General
Image Spam
An anti-spam company's founder explains this increasingly
troublesome scourge of e-mail.
What is it?
An "Image Spam" is a spam e-mail that contains its sales pitch in the
form of an image, such as a JPEG or GIF image. There may be no other content
in the e-mail, or it may include nonsensical text, unrelated text such
as jokes or news reports, or simply gibberish.
Why image spam?
As content-filtering spam software became more sophisticated and accurate,
spammers found it more difficult to pitch their wares using normal text
or HTML messages. As a result, they turned to encoding their sales pitch
as an image. This completely bypasses most anti-spam content-filters,
because they cannot analyze the words in the images.
How can we combat image spam?
It turns out that image spam can be detected quite accurately using the
same techniques that fight other spam:
The gibberish or nonsense text included with image spam very quickly
becomes "red-flag" text for a Bayesian filter. A distributed Bayesian
database such as Roaring Penguin's Training Network adapts extremely quickly
to most image spam.
An image with little or no accompanying text is also a red flag, because
almost all legitimate mail that contains images also includes a reasonable
amount of body text.
Normal connection-level techniques such as greylisting and DNS-based
RBLs continue to be effective against image spam.
What about OCR?
Some anti-spam vendors have resorted to using Optical Character Recognition
tools to extract the text from an image spam for analysis.
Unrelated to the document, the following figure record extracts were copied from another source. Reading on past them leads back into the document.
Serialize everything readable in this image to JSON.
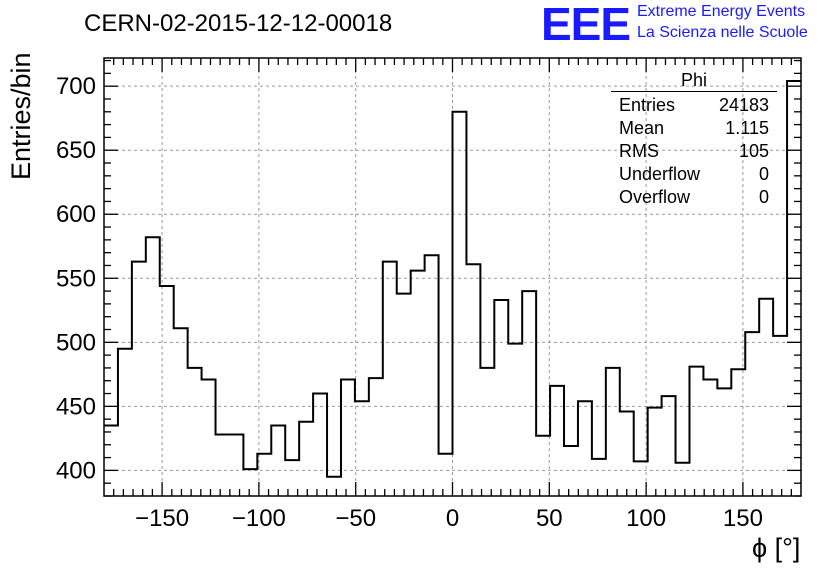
{
  "header": {
    "title": "CERN-02-2015-12-12-00018",
    "logo_text": "EEE",
    "logo_line1": "Extreme Energy Events",
    "logo_line2": "La Scienza nelle Scuole"
  },
  "stats_box": {
    "title": "Phi",
    "rows": [
      {
        "label": "Entries",
        "value": "24183"
      },
      {
        "label": "Mean",
        "value": "1.115"
      },
      {
        "label": "RMS",
        "value": "105"
      },
      {
        "label": "Underflow",
        "value": "0"
      },
      {
        "label": "Overflow",
        "value": "0"
      }
    ]
  },
  "colors": {
    "line": "#000000",
    "grid": "#9a9a9a",
    "logo": "#1a1aff"
  },
  "chart_data": {
    "type": "histogram",
    "title": "CERN-02-2015-12-12-00018",
    "xlabel": "ϕ [°]",
    "ylabel": "Entries/bin",
    "xlim": [
      -180,
      180
    ],
    "ylim": [
      380,
      722
    ],
    "bin_width": 7.2,
    "xticks": [
      -150,
      -100,
      -50,
      0,
      50,
      100,
      150
    ],
    "xtick_labels": [
      "−150",
      "−100",
      "−50",
      "0",
      "50",
      "100",
      "150"
    ],
    "yticks": [
      400,
      450,
      500,
      550,
      600,
      650,
      700
    ],
    "ytick_labels": [
      "400",
      "450",
      "500",
      "550",
      "600",
      "650",
      "700"
    ],
    "grid": true,
    "bin_edges_start": -180,
    "values": [
      435,
      495,
      563,
      582,
      544,
      511,
      480,
      471,
      428,
      428,
      401,
      413,
      435,
      408,
      438,
      460,
      395,
      471,
      454,
      472,
      563,
      538,
      556,
      568,
      413,
      680,
      561,
      480,
      533,
      499,
      540,
      427,
      466,
      419,
      454,
      409,
      480,
      446,
      407,
      449,
      458,
      406,
      481,
      471,
      464,
      479,
      508,
      534,
      505,
      704
    ]
  }
}
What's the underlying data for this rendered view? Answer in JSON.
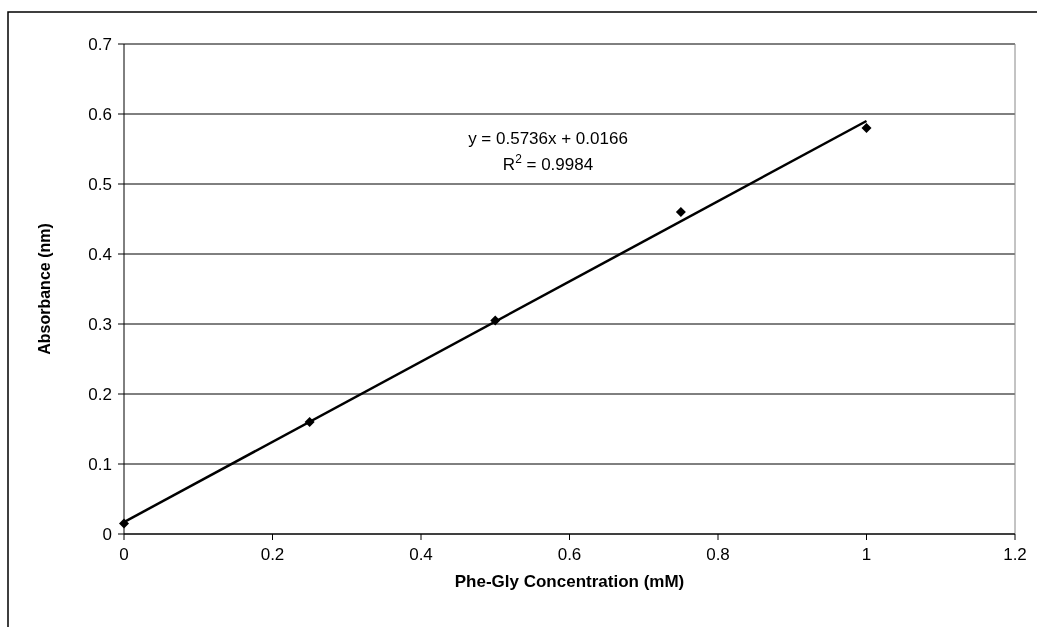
{
  "chart_data": {
    "type": "scatter",
    "xlabel": "Phe-Gly Concentration (mM)",
    "ylabel": "Absorbance (nm)",
    "x": [
      0,
      0.25,
      0.5,
      0.75,
      1
    ],
    "series": [
      {
        "color": "#000000",
        "marker": "diamond",
        "values": [
          0.015,
          0.16,
          0.305,
          0.46,
          0.58
        ]
      },
      {
        "type": "line",
        "color": "#000000",
        "marker": "none",
        "line_style": "solid",
        "x": [
          0,
          1
        ],
        "values": [
          0.017,
          0.59
        ]
      }
    ],
    "annotations": [
      "y = 0.5736x + 0.0166",
      "R$^{2}$ = 0.9984"
    ],
    "xlim": [
      0,
      1.2
    ],
    "xticks": [
      0,
      0.2,
      0.4,
      0.6,
      0.8,
      1,
      1.2
    ],
    "ylim": [
      0,
      0.7
    ],
    "yticks": [
      0,
      0.1,
      0.2,
      0.3,
      0.4,
      0.5,
      0.6,
      0.7
    ],
    "grid": "y"
  }
}
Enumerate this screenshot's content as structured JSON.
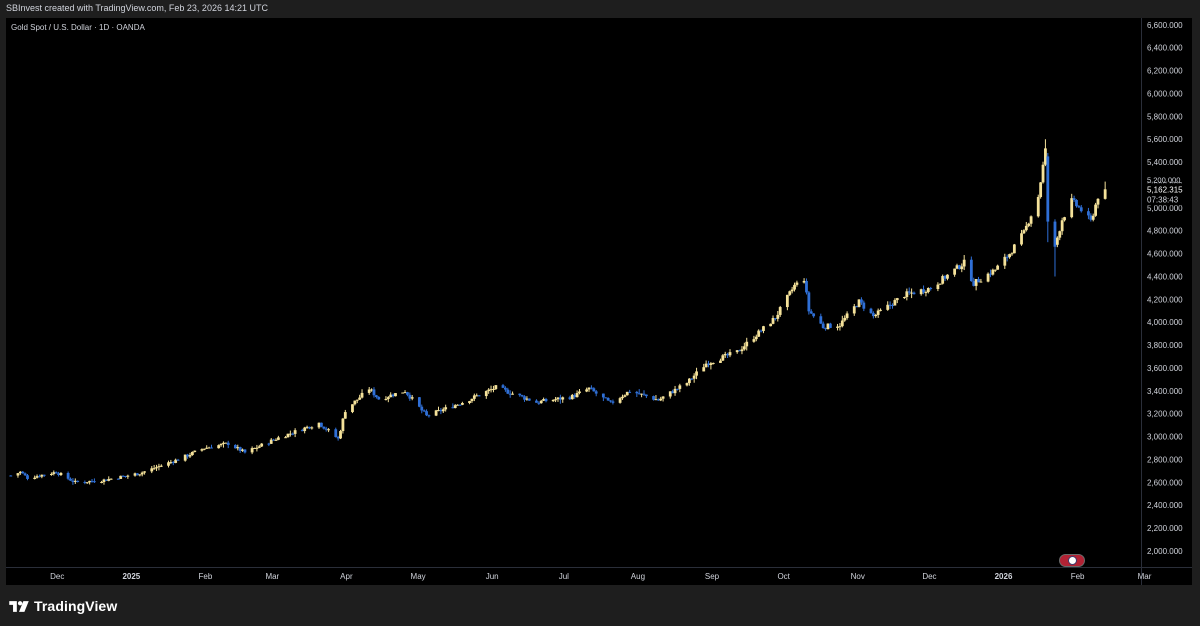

Unfortunately,
OCR has met with limited success. The state-of-the-art in OCR is not very
advanced. Furthermore, OCR tools are not designed to extract text from
an image that is actively being manipulated by an adversary. Spammers
have reacted to OCR tools by obfuscating the text in the images they send.
The obfuscated text is still relatively easy for humans to recognize,
but very difficult for OCR tools to extract.
In addition to the accuracy problem, OCR is very compute-intensive and
can greatly slow down a content filter.
End
|